Вот что надо понять в этой блокадной жизни, кроме хлебной пайки.

За кулисами любви

У нашего снабженца Захара не было детей. Крепкий мужик, жена красавица, дом – полная чаша, а детей нет. Горевал он страшно и, видать, ходил к врачу, потому что разговоры о разводе прекратил, значит, как мы смекнули, дело-то в нем было. Помрачнел, затосковал. И даже как-то растерялся человек. Потерял в себе уверенность, а снабженец без уверенности, все равно что пустая кобура. Однажды, на каком-то юбилейном сабантуе, поддали мы, и наш Захар признался, что не видит для себя выхода, потеряет он жену, брак их гибнет, чего он, Захар, не перенесет.
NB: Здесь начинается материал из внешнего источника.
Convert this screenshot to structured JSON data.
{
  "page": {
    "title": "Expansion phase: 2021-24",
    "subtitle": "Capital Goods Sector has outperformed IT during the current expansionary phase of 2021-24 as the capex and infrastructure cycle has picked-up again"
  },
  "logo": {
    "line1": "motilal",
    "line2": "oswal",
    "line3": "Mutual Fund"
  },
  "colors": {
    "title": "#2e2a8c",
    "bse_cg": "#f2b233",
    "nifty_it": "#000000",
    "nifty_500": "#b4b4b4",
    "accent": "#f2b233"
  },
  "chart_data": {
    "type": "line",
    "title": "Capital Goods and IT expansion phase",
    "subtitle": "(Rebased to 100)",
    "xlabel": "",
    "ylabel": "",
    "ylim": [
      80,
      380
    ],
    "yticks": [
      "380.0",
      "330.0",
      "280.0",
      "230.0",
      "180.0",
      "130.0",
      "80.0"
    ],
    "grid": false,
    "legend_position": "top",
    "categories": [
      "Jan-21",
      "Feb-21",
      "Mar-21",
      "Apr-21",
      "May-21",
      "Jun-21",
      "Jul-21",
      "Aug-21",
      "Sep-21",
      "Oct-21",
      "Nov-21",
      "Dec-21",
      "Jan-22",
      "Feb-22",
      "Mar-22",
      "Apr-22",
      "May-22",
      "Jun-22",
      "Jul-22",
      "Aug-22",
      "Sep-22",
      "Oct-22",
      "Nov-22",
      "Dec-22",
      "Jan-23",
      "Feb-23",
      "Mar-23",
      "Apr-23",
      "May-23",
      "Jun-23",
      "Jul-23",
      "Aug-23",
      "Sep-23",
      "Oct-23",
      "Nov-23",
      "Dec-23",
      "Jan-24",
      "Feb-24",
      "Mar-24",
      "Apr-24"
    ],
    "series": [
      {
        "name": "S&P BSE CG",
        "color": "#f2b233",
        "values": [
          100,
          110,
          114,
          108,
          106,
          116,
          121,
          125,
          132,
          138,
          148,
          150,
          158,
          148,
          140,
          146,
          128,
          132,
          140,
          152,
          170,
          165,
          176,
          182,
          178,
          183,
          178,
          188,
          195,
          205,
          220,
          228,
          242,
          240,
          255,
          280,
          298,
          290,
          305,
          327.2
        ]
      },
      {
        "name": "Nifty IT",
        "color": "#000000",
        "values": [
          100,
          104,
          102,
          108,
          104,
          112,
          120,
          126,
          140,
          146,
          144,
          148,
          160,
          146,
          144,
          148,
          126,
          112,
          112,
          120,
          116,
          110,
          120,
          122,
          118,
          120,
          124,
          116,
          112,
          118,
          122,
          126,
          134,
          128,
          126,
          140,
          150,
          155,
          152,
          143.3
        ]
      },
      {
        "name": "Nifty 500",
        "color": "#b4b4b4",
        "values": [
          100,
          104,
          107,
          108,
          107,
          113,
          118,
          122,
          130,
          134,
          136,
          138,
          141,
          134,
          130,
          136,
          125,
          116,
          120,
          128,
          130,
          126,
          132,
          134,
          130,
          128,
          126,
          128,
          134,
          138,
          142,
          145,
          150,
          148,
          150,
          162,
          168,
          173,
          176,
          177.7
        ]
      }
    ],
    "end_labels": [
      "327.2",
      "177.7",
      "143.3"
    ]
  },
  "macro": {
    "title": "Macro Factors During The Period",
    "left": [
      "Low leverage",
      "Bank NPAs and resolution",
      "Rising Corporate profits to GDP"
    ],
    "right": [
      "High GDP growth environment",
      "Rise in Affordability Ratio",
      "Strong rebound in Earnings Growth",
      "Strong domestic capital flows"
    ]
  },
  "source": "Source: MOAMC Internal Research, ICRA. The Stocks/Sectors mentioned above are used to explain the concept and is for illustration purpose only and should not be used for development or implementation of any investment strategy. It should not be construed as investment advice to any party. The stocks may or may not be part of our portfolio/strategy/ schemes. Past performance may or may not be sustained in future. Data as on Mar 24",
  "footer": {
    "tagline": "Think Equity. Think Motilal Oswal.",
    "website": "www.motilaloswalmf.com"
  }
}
Надумал он дать возможность жене погулять на стороне. Но как это сделать?

Мы посоветовали отправить ее на юг, одну в отпуск. Захар на это только плечом дернул. Было, оказывается. Ведь это первое, что приходит в мужскую голову. Ездила она в Крым, в Ялту, однако, судя по всему, вела там себя совершенно недоступно. Вот в чем загвоздка. «Любит она меня», – признался Захар чуть ли не плача, такое осложнение у них. Начисто отвергает курортные романы. Кроме того, прочитав литературу насчет наследственности, он, Захар, не желает получить ребенка от случайного прощелыги, мало ли – скрытый алкаш, или преступные наклонности скажутся, наследственная может быть эпилепсия, а также диабет, гемофилия, сердечная недостаточность…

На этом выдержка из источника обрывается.